艶のある声と流行を取り入れた最先端のファッション、そしてルージュとチークをあしらい化粧を施した・・・ゴリラがいた。


(やっぱしゴリラかよ・・・!)


骨格筋率やべえよ!類は友を呼び過ぎだよ!これで貞操の危機をそこはかとなく臭わせているのだから俺としては危険しか感じない。


「あら、そんなにお尻を気にしなくたって大丈夫よ〜、私既婚者と危ない橋を渡る趣味はないから」


ゴリラがウィンクしながら俺にそういう。マジで助かった・・・アウロラに感謝したい。
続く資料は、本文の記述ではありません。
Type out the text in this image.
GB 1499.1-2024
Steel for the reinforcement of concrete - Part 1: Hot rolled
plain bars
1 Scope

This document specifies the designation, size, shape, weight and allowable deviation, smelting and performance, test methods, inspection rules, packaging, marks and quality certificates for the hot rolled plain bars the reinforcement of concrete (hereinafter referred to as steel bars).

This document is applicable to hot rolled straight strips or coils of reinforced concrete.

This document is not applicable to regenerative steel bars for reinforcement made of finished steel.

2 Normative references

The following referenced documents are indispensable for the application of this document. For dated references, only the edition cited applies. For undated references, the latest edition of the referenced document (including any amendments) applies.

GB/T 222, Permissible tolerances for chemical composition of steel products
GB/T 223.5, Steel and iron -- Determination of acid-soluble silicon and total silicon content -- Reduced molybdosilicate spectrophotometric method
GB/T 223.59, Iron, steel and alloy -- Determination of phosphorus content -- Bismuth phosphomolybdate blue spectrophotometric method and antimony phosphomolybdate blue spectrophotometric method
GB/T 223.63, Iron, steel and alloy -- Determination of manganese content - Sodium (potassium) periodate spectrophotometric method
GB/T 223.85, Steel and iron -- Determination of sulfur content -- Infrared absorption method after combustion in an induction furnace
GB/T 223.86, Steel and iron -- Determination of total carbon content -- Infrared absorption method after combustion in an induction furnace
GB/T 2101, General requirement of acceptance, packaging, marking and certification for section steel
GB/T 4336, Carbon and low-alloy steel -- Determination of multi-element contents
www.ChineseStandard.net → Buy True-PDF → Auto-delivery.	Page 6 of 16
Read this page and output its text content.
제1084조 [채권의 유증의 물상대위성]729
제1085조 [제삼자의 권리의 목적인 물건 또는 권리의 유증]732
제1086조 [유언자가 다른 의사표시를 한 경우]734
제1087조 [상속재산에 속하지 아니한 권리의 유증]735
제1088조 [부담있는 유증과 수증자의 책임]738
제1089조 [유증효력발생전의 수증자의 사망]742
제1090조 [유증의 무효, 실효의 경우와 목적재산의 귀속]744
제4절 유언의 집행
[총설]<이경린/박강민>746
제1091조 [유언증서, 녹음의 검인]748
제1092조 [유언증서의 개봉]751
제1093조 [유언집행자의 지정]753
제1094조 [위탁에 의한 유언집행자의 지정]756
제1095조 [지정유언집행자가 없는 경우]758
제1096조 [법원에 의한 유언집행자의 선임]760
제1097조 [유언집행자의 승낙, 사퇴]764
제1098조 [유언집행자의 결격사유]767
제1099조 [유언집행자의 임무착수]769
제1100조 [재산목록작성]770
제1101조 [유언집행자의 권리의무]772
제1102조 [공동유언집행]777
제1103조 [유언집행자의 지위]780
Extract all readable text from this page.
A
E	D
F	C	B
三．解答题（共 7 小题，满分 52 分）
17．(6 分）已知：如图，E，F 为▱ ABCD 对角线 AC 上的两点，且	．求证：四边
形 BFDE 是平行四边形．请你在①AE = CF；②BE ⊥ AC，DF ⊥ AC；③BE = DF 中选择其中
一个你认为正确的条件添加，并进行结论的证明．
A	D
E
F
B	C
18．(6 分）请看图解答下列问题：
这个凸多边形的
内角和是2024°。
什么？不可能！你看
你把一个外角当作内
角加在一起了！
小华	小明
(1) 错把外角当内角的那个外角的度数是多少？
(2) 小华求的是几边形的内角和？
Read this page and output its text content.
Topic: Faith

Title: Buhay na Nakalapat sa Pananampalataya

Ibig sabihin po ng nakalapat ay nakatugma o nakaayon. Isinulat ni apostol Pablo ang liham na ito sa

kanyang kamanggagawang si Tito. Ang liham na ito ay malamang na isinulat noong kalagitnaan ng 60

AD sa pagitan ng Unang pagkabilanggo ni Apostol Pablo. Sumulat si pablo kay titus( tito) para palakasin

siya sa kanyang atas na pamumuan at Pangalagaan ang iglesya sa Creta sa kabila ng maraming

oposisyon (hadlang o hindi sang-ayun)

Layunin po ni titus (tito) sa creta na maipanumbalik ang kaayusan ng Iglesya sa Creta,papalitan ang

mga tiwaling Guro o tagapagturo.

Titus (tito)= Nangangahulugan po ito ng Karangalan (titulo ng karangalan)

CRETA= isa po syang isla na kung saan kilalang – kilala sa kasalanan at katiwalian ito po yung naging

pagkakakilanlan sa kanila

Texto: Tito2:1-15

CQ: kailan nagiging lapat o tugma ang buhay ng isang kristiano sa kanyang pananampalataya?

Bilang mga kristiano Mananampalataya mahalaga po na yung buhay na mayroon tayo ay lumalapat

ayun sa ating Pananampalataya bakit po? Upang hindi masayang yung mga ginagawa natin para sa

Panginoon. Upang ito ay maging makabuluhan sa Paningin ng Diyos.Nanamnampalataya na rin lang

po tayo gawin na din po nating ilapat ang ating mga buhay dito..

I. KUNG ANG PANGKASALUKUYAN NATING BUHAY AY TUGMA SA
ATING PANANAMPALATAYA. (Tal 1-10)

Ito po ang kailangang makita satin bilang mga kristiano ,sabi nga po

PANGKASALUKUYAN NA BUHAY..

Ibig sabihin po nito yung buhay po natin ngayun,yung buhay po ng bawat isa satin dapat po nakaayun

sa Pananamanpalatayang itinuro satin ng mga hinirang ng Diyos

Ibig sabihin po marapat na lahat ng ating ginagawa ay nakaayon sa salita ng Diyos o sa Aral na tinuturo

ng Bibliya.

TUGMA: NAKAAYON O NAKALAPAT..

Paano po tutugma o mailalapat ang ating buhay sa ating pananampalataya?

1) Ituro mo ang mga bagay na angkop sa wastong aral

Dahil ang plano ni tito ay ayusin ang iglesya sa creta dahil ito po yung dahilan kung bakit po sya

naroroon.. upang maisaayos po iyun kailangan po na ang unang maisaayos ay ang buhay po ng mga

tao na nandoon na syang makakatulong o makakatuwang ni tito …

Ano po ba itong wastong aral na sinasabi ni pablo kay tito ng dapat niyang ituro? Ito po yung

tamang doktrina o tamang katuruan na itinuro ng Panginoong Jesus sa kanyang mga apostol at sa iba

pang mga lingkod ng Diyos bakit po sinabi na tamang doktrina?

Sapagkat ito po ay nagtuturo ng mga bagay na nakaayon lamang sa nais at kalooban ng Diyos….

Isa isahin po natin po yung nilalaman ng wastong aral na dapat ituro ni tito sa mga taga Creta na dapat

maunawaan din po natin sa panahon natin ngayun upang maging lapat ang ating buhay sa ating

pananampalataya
ありがとうアウロラ、お前は俺の女神だ。


「そ、そうか・・・ところで今回の件だが、俺の方では食料品と衣料品及びその原料を仕入れたいと思っている」

「あら、それってフィゼラー大森林の開拓にも関わってる?」

「察しが良くて助かる、アダムスター領の開拓とは別に個人で動いてる場所があってなクルム麦の種や農業に必要な道具なんかも必要になってくるんだ」


そういうとゴリラことアランは少し考えてから幾つかの提案をしてきた。


「商品を定期的に用意することに問題はあまりないけどそうなるとサマルでやってるような行商スタイルじゃ限界があるのよね・・・そこでなんだけどいっそのこと私の店をそこに建てちゃうってのはどーお?」

「悪くない提案だ、現地人を雇用してくれるなら尚良い」


俺がそう返事をするとアランは足を組んで興味ありげな表情を浮かべた。


「大分と持ち出しが多くなるけど貴方から出せる条件は?」

「店舗の建設はこちらでやらせてもらおう、それと魔導金属を割安で提供させてもらうが・・・それでどうだ?」

「どれだけあるのかしら?」

「原材料さえあればいくらでも作れる」

「乗った!魔導金属の輸入と食料品・衣料品とその原料、おまけにクルム麦その他の苗ね!クルム麦の種はちょっと時間がかかるけどそれ以外はすぐにでも用意できるわ」


手を叩いて立ち上がるとアランはすぐさま店員を呼び出し、書類一式を取り出し機械のような精密な文章を書き上げる。


「契約書を認めたわ、確認してちょうだい」

「随分と思い切りがいいな」

「新規のお客様はいつだって大歓迎よ、ヒューイのコネだけならお茶濁すつもりだったけどね」


契約内容は先程の売買の契約で一覧の商品を現金または魔導金属による物納を視野に入れた支払い方法を提示していた。